C’è una bellissima frase di Stanislaw Jerzy Lec che si riferisce a questa domanda:

Non accogliete a braccia aperte le persone. Perché agevolarle nel crocifiggervi?

Per quanto riguarda l’apertura verso gli altri, dobbiamo vivere come i cavalieri di una volta: scudo in una mano, spada o lancia nell’altra e sempre con l’armatura. Questo è il modo in cui dovremmo vivere fino a quando, come umanità, non raggiungeremo la nostra correzione, uno stato in cui sostituiremo le nostre relazioni egoistiche, che privilegiano il proprio tornaconto rispetto a quello degli altri, con relazioni altruistiche, che privilegiano il tornaconto degli altri rispetto al nostro.

Mentre discuto della necessità di lasciare che la forza dell’amore, della dazione e della connessione positiva entri nella nostra società, non posso semplicemente sostenere l’apertura agli altri senza riserve. In un mondo governato dall’ego, in cui le persone sono guidate dall’interesse personale, è necessario non aprirsi troppo, poiché ciò riflette la realtà del male insito nella natura umana. Questo male esiste in tutti noi ed è il fattore che impedisce alla sincerità e alla genuina apertura di fiorire.

Sebbene molti parlino della necessità di sincerità e apertura, dove si possono trovare anime così semplici nel mondo di oggi? L’apertura può esistere solo quando l’umanità ha subito un processo di correzione da egoista ad altruista, quando le persone si augurano sinceramente il bene dell’altro. Solo allora potremo iniziare gradualmente ad aprirci gli uni agli altri. Fino ad allora, la nostra reciproca incapacità di apertura dovrebbe turbarci e persino addolorarci, perché mostra la disconnessione che sperimentiamo quando lasciamo che la nostra natura egoistica guidi ogni nostro desiderio, pensiero e azione.

Questo dolore, questa disperazione per l’impossibilità di aprirsi, dovrebbe portare a una vera e propria invocazione, una preghiera e una richiesta di cambiamento. Dovremmo desiderare di aprirci agli altri e di sperimentare la stessa apertura in cambio, ma dobbiamo affrontare la dura realtà che questo è attualmente impossibile. Questo desiderio, tuttavia, è fondamentale. È in linea con lo scopo della creazione, che prevede che l’umanità raggiunga l’unità, la fiducia e l’apertura nel suo stato finale futuro, in cui esisteremo nella “colla” invisibile della forza d’amore e di dazione della natura che ci lega.

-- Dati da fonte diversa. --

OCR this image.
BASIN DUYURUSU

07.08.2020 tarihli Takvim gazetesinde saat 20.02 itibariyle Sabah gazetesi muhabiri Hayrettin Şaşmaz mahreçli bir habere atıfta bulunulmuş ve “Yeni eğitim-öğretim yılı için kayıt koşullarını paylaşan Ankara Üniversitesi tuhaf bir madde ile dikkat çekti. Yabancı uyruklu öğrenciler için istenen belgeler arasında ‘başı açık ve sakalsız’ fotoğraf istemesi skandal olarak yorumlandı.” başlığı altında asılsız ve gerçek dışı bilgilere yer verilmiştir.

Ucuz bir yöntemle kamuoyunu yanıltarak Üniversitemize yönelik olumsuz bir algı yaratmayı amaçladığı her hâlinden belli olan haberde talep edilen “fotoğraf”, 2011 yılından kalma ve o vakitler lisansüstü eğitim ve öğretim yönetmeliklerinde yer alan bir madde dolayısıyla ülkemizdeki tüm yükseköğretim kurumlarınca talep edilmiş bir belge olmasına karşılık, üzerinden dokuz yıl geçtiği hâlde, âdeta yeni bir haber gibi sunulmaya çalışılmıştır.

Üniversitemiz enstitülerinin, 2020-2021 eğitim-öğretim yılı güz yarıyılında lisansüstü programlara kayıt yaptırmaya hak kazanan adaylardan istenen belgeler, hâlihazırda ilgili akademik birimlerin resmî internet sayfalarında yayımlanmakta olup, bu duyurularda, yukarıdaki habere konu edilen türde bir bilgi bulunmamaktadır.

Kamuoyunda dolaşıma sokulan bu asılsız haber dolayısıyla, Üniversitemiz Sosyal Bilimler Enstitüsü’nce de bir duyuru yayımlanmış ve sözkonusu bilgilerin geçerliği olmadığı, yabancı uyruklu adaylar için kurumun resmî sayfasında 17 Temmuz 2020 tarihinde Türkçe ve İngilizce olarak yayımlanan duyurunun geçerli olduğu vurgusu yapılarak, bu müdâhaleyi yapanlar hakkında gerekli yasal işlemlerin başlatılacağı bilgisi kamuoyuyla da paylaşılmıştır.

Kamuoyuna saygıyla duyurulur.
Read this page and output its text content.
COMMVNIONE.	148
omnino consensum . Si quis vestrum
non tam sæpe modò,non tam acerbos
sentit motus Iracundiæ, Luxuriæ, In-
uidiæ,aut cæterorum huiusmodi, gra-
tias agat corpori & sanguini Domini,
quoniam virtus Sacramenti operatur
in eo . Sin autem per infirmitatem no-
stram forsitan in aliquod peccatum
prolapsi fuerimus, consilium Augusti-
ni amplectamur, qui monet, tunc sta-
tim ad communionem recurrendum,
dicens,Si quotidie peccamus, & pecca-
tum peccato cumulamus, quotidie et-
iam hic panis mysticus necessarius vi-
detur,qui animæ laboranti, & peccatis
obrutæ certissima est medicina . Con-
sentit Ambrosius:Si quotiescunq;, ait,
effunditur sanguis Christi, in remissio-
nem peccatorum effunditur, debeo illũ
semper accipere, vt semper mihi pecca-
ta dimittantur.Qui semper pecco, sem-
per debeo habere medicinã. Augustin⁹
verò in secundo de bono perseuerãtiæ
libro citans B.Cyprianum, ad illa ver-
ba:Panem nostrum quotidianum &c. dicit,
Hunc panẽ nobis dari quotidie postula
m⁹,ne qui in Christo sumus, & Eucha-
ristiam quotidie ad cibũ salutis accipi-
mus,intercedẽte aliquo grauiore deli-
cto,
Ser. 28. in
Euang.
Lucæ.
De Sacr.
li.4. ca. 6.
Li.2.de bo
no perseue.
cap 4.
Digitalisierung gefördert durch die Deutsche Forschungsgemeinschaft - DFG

Il piano della creazione prevede che si giunga a uno stato in cui si desidera solo il bene reciproco. Attraverso questa trasformazione, otterremo il completo equilibrio con le leggi della natura o, come dicono i Kabbalisti, “l’adesione con il Creatore”, la forza superiore che ha creato e sostiene tutta la vita. Questa è la visione che guida il mio lavoro e i miei insegnamenti. Anche se non sono molte le persone che si dedicano a questo obiettivo, questi Kabbalisti possono vedere dietro le quinte della cosiddetta “sala di controllo” della natura, che guida l’umanità verso lo stato eterno e perfetto di unione con la forza superiore dell’amore e della dazione, la forza del Creatore. Il processo per aprirsi l’un l’altro senza trattenere nulla richiederà tempo, ma alla fine tutto andrà bene.

Basato sulla trasmissione di KabTV “News with Dr. Michael Laitman” in onda il 9 dicembre 2024 con il Kabbalista Dr. Michael Laitman.

Scritto/redatto da studenti del Kabbalista Dr. Michael Laitman.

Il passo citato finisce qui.